Глава 2
В холодильнике остался только один сырок. Что не только до жути обидно, но и странно. Привычки уничтожать что-либо в пищу за старшими не водилось, еду они только приносили. Поджав губы и грозно сощурившись, я уставилась на Котика. Жаба на подозрения не отреагировала – как сидела в раковине, так и глазом не дернула.
Тут за спиной зашуршало. Из гостиной, сминая блестящую зеленую обертку вышел Азар.
- Ты!
- Я.
- Ты съел мой сырок!
- Тебе привиделось, - отмахнулся он. Фантик стал сминаться сам, потихоньку загораясь. От руки старшего потянулась ниточка дыма. - Тревожно мне. Ешь, что осталось, - на ладони как раз остался только пепел, который, впрочем, тут же испарился. Азар налил себе стакан воды и, опершись о край тумбы, спросил, как ни в чем не бывало: - Как здоровье бабайки? Или на кого тебя вчера вытянули.
- Никакой там не бабайка, - заявила я. Хлопнула дверцей холодильника, подсела к опекуну, чтобы открыл-таки единственный выживший сырок, и принялась объяснять: - Там целая стая злыдней. Ну, три штуки. Как те, что у нас в Мольвактене, в избушке жили и кашу ели, как Кузя, а каша вкусная, кстати, Петя хорошо делает, вот они и едят, а я вот не умею пока так, только если такие, в пакетиках, как ты приносил, и то не так вкусно, а вкусно, только если варенье добавить, кстати, сырок с вареньем был хороший, ты такой еще купи, а они, мастер слово сказал, потешные, лохматые такие и визжат, только там уже навьи, а тут уже выскочки, так сидели на кухне, за мусоркой и в буфете буянили, ну, не сразу буянили, а когда меня не было, и когда я уже чистить стала, так они шу-шу, как в мультике было, помнишь, я когда, после вчера, или когда там было, ну, короче, в общем, я их словила, а они еще веника бояться, а там еще дома веника не было, а я их р-раз! Так заморозила, обнулила, сижу вся в крови из бутылочки – большая попалась, а мастер еще, когда шли туда, говорит, не надо, ты уже и так можешь, а я все равно решила, ну лучше же – вон, какие руки красные были. Выходим, а тут дождь пошел и... Эй! Я кому рассказываю?

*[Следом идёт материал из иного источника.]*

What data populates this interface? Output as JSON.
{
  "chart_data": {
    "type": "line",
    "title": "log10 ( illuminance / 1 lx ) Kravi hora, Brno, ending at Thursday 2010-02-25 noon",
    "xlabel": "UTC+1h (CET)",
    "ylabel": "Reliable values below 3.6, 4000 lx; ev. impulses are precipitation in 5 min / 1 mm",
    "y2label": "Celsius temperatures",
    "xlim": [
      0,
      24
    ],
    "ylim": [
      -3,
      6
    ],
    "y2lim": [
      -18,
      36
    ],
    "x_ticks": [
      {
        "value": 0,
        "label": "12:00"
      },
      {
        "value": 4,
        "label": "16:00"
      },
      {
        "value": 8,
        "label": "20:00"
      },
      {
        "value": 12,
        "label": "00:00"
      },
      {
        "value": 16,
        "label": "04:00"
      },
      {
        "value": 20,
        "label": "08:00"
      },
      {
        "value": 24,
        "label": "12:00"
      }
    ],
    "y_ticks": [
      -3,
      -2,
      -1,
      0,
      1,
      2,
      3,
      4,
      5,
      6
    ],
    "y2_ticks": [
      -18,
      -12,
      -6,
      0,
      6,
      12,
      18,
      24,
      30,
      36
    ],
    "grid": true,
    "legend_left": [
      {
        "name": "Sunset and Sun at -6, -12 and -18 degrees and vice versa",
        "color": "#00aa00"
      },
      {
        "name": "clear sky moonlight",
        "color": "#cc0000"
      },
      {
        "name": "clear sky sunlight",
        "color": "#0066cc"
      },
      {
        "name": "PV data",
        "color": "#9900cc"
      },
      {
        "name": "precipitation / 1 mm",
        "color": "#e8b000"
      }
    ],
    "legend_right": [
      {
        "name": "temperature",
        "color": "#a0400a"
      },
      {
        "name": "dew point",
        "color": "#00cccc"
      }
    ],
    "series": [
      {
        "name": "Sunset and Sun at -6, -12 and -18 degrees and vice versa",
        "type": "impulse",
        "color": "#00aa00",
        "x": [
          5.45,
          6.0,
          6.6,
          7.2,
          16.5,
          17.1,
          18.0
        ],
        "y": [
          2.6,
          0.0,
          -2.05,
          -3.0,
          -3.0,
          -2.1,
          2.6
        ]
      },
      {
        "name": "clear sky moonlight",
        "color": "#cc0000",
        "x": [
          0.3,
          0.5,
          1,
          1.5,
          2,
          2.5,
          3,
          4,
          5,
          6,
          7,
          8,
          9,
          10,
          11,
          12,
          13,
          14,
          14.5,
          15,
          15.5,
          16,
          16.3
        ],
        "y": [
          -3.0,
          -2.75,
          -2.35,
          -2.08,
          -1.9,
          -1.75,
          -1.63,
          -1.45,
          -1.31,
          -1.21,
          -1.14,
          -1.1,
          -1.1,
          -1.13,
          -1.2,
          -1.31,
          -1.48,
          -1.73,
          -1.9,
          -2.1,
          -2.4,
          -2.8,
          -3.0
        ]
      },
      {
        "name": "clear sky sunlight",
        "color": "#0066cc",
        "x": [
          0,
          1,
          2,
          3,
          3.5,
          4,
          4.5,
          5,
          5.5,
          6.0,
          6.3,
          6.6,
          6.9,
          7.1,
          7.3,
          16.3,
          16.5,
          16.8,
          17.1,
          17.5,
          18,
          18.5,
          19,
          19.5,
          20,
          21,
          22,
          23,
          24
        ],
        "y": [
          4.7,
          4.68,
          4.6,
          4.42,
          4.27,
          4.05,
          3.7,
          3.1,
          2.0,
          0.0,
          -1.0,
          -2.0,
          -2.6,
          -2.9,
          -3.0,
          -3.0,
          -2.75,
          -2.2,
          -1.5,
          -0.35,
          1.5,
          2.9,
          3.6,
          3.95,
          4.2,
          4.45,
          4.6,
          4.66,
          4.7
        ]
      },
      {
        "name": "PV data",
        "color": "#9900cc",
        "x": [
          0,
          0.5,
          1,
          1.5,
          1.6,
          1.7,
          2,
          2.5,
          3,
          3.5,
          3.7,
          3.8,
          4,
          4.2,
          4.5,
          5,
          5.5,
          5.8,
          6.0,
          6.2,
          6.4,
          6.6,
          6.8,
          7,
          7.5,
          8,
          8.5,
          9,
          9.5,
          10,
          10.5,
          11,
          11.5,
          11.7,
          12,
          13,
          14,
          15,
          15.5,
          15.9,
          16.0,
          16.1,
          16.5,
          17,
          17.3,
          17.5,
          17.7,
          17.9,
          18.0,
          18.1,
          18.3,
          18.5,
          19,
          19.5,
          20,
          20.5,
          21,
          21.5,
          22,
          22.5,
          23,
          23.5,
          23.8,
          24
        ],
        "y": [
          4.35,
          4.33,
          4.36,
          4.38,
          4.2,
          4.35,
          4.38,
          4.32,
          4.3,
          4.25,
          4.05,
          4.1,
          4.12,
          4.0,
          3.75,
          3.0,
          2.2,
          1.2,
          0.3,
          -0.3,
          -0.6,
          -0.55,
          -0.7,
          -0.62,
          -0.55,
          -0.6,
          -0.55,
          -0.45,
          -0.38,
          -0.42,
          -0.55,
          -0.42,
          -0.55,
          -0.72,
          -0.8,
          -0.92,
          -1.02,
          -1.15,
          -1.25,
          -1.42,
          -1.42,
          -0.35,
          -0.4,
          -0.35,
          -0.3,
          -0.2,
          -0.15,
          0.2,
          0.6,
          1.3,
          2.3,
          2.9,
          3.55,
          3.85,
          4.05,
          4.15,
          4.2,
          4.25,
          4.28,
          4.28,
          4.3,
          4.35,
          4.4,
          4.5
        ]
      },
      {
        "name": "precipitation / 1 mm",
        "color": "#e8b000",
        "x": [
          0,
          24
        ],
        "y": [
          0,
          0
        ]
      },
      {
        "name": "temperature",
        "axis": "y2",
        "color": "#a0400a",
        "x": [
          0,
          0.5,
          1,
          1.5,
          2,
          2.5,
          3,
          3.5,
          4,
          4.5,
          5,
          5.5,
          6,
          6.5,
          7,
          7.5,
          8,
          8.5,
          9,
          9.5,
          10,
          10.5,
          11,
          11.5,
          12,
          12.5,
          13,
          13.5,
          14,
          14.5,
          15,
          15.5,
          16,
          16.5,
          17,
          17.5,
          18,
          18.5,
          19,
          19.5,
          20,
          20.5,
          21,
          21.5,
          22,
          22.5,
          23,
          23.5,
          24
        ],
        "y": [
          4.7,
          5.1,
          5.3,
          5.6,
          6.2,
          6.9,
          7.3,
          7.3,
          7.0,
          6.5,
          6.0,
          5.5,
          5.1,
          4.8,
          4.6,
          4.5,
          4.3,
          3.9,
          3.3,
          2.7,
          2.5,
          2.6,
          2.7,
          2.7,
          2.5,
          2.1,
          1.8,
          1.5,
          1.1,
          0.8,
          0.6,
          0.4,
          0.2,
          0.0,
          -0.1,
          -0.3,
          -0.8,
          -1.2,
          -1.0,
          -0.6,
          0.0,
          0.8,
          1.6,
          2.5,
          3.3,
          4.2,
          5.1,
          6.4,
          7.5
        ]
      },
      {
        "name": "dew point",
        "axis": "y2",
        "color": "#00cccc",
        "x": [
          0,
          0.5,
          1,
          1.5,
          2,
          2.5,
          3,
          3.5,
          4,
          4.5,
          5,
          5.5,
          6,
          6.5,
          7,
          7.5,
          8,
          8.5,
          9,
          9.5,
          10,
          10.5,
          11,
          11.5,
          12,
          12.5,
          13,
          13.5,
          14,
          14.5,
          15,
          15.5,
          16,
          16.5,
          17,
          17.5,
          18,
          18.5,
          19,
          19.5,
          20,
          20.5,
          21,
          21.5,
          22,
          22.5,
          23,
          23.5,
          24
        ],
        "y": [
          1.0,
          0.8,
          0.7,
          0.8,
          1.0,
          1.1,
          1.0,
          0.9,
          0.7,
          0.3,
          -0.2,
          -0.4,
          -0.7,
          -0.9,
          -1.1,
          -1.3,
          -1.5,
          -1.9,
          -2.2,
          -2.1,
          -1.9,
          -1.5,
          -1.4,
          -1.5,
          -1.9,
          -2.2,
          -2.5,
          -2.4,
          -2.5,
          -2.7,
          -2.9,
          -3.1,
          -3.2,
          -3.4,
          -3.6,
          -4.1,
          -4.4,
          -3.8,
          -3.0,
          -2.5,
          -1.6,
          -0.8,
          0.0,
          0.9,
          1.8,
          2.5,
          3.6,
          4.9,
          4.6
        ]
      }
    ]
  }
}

Азар листал список контактов в телефоне и даже не смотрел в мою сторону.
- Мда-да-да. Секунду, - сказал он, прижимая трубку к уху. – Нужно передать только и.
«Если ты захочешь обо всем мне рассказать – ветер знает, где меня искать» - запели с подоконника. Я выудила из-за штор телефон и покрутила в пальцах. Азар скривился, как смертник на электрическом стуле, и едва не заскулил.
- Ты ж мой утренний лучик... Рафи-Рафи-Рафи... потом замучат твари... на связи нет! Конечно, на связи нет с вашей... - бормотал он, исхаживая комнату. Как вдруг остановился и уставился на меня, будто вспомнил, что у него вообще-то есть ребенок. – Ли!
- Почему сам не сходишь? – перехватила его мысль я. – Вы же, вроде, не враждуете. Не похоже не то.
- Да, но без приглашения не пустят. Для пространства вредно и так далее. А ты – вактаре. Прогнать тебя они права не имеют. Ну, Ли, по-человечески прошу.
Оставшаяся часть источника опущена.